Na de zege van Camillus in 367 BCE moesten de Romeinen nog driemaal slag leveren met binnenvallende Kelten. In 361 BCE rukten deze strijders opnieuw op tot aan de Anio. De Romeinen benoemden Titus Quinctius Poenus tot dictator en gingen de strijd met de indringers aan. Die leverde volgens de Fasti Triumphales de dictator een triomftocht op. Bovendien zou een Romein genaamd Titus Manlius het cognomen Torquatus hebben verdiend door een Gallische krijger in een tweegevecht te verslaan en diens halsketen (torques) te roven. De verslagen Kelten trokken daarop richting Tibur, dat op opportunistische gronden een bondgenootschap met de indringers aanging. Daarna deden ze een inval in Campania, maar het jaar erop (dus in 360 BCE) waren ze terug in Latium en stroopten ze het Albaanse gebied en het territorium van Tusculum en Labici af. De Romeinen benoemden Quintus Servilius Ahala tot dictator en gingen niet ver van de Collijnse Poort de strijd met de Kelten aan. Na een bloederige strijd werden die teruggedreven richting Tibur, waar ze werden onderschept en vernietigd door de consul Gaius Poetelius.[10] Omdat Poetelius ook de Tiburtijnen had verslagen werd aan hem een dubbele triomftocht toegekend. Dictator Ahala zag, heel bescheiden, juist af van iedere vorm van eerbetoon.

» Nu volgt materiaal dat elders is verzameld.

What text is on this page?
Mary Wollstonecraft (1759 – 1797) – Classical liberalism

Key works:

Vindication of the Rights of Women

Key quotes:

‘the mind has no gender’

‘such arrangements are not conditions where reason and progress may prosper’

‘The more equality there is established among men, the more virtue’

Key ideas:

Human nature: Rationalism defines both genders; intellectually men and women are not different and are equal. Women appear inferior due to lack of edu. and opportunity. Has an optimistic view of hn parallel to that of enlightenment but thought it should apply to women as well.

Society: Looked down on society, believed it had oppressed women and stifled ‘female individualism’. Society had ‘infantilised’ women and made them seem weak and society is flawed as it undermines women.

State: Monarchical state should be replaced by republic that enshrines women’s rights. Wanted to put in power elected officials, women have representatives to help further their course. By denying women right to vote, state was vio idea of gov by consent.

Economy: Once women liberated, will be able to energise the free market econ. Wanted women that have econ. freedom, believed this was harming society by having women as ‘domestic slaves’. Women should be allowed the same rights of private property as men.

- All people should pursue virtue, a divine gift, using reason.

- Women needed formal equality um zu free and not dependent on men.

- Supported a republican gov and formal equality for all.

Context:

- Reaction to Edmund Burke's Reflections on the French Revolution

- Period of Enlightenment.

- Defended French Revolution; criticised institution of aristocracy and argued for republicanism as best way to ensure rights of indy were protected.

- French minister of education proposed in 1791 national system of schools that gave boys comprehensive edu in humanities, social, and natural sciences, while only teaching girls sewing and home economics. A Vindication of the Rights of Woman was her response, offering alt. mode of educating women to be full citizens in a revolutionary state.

In 358 BCE was er sprake van een nieuwe Keltische inval, waarbij de indringers het territorium van Praeneste en Pedum onveilig maakten. De Romeinen benoemden wederom een dictator en stelden Gaius Sulpicius in deze functie aan. Sulpicius ging de vijand tegemoet en opereerde daarbij zeer behoedzaam. Ook bedacht hij een slimme truc om zijn leger veel groter te laten lijken dan het daadwerkelijk was. De drijvers van de muilezels werden bewapend, op hun lastdieren gezet en met een honderdtal echte ruiters vermengd, zodat het net leek alsof het Romeinse leger over veel meer cavalerie beschikte dan in werkelijkheid het geval was. Tijdens het gevecht maakten de op een heuvel opgestelde drijvers een geweldig kabaal en bedreigden ze het vijandelijke kamp. De Kelten werden hevig in verwarring gebracht en uiteindelijk vernietigend verslagen. De dictator mocht een triomftocht houden en een grote hoeveelheid op de Kelten buitgemaakt goud in de tempel van Jupiter op de Capitolijn deponeren. “Na Marcus Furius [Camillus] is er nooit iemand geweest aan wie het vieren van een triomf over de Galliërs meer toekwam dan Gaius Sulpicius”, aldus Livius.[11]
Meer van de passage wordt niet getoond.